今回、この寄稿を書くにあたり、直近数年のバックナンバーを読ませていただいたのですが、後輩たちが再び「歩いて松島」に挑戦していたことには驚かされました。また、20年度受験生応援号で私が「編集長、代わりに落ちる」と題して猿ヶ京バンジーを訪れた記事についても、23年度受験生応援号で後輩たちが同じ場所を訪れていたことを知り、思わず笑ってしまいました。

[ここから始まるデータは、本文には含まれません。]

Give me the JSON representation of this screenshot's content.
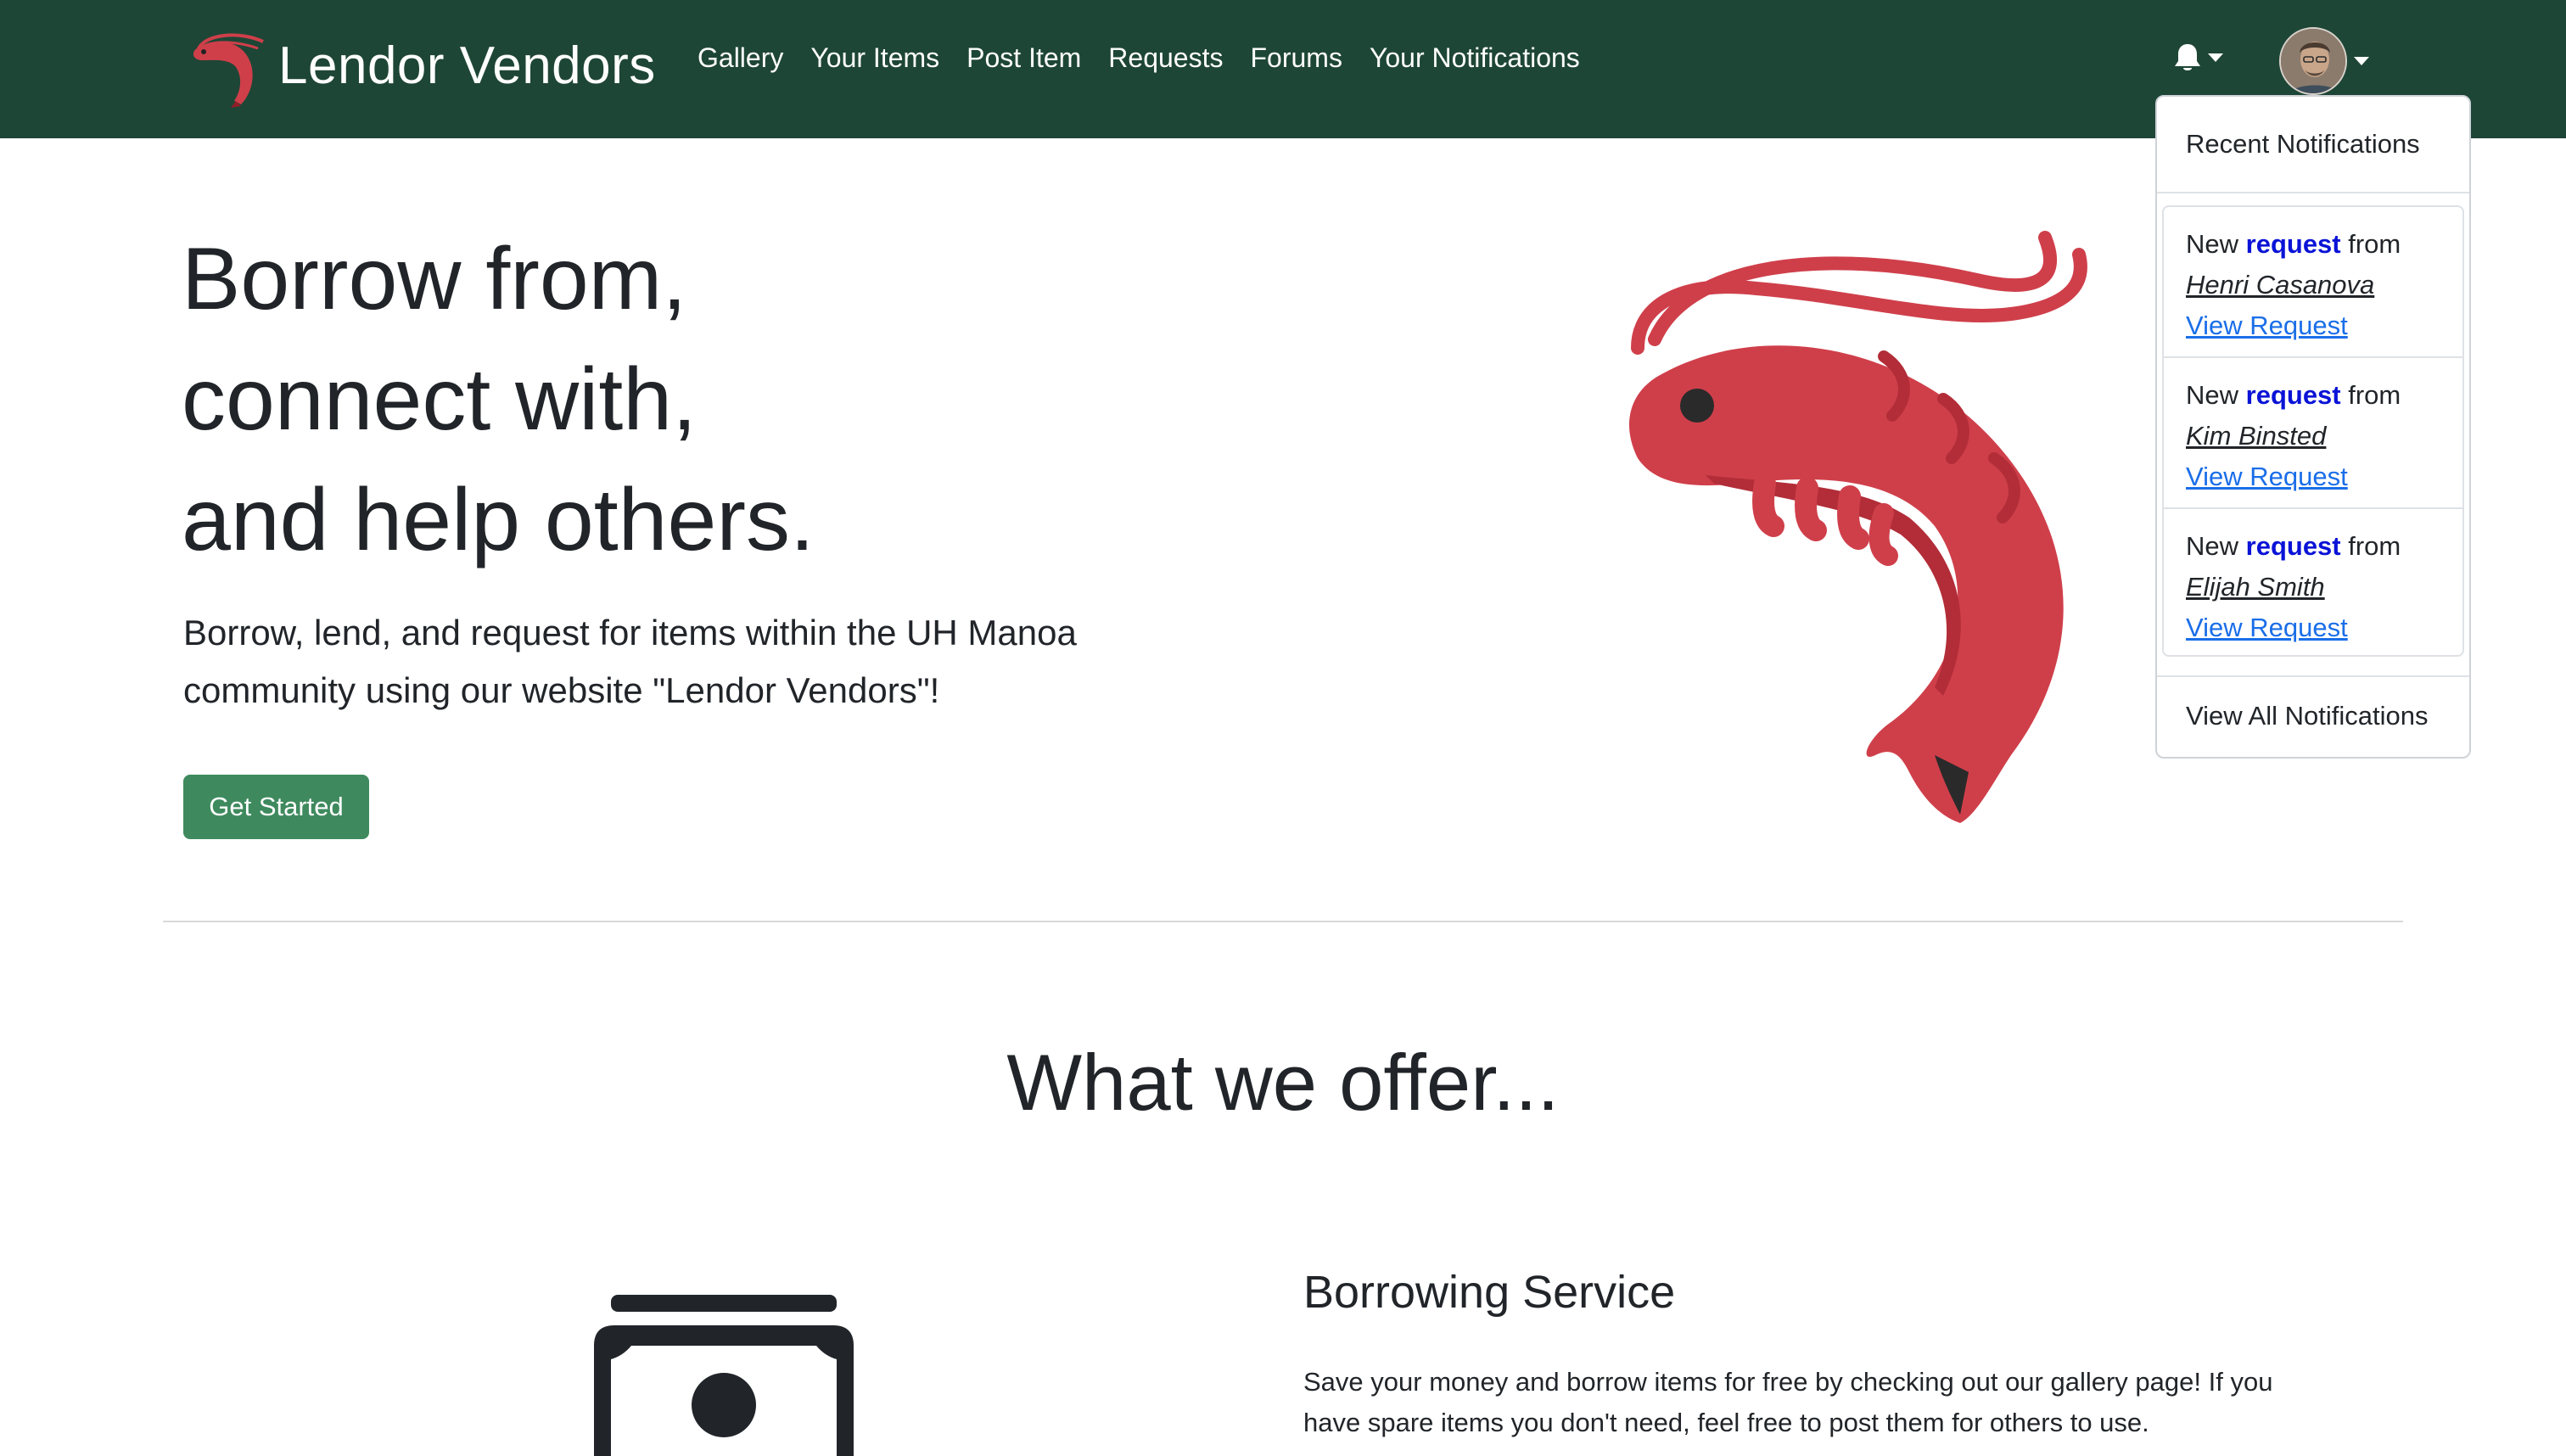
{
  "nav": {
    "brand": "Lendor Vendors",
    "links": [
      "Gallery",
      "Your Items",
      "Post Item",
      "Requests",
      "Forums",
      "Your Notifications"
    ]
  },
  "hero": {
    "title_lines": [
      "Borrow from,",
      "connect with,",
      "and help others."
    ],
    "subtitle_lines": [
      "Borrow, lend, and request for items within the UH Manoa",
      "community using our website \"Lendor Vendors\"!"
    ],
    "cta": "Get Started"
  },
  "offer": {
    "heading": "What we offer...",
    "service_title": "Borrowing Service",
    "service_desc_lines": [
      "Save your money and borrow items for free by checking out our gallery page! If you",
      "have spare items you don't need, feel free to post them for others to use."
    ]
  },
  "notifications": {
    "header": "Recent Notifications",
    "prefix": "New",
    "keyword": "request",
    "from_word": "from",
    "link_label": "View Request",
    "items": [
      {
        "name": "Henri Casanova"
      },
      {
        "name": "Kim Binsted"
      },
      {
        "name": "Elijah Smith"
      }
    ],
    "footer": "View All Notifications"
  },
  "icons": {
    "brand_logo": "shrimp-icon",
    "bell": "bell-icon",
    "caret": "caret-down-icon",
    "avatar": "user-avatar",
    "hero_image": "shrimp-illustration",
    "service_icon": "money-bill-icon"
  },
  "colors": {
    "navbar": "#1e4636",
    "cta": "#3e8a5e",
    "shrimp": "#cf3f4a",
    "keyword": "#0a13d6",
    "link": "#1a6ee8"
  }
}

記事を通じて、過去の部員や未来の部員と接点を持てることは、報道部の活動ならではの魅力の一つです。
(第62期藤井千尋さん)
伊坂幸太郎さんへのインタビューです。東北大の卒業生であり、今では人気作家の伊坂さんですが、大学時代から作家としてうまくいっていたわけではなく、多くの悩みもあったと言います。将来に不安を抱え、失敗を恐れていた私ですが、それを聞いて「伊坂さんも同じ気持ちだったのか」とプレッシャーから解放された気分になりました。読者のみなさんも同じように勇気づけられたらいいなと思いながら記事を書きました。
(第64期鈴木舞優さん)
初めての取材です。報道部に入ったら絶対書きたいと思っていた、鳥人間コンテストの記事でした。ですが緊張してしまって取材中は沈黙が多くなり、一辺倒な質問しかできず悔しい思いをしました。一方で、それでも相手の方が生き生きと嬉しそうに話してくださったのが印象に残っています。それが私もうれしくて、その後の3年間で50人以上に取材するまでになりました。私に取材の難しさと楽しさを教えてくれた、原点となる取材です。
皆さんの大学生活に、学友会報道部という選択肢をぜひ検討してほしい。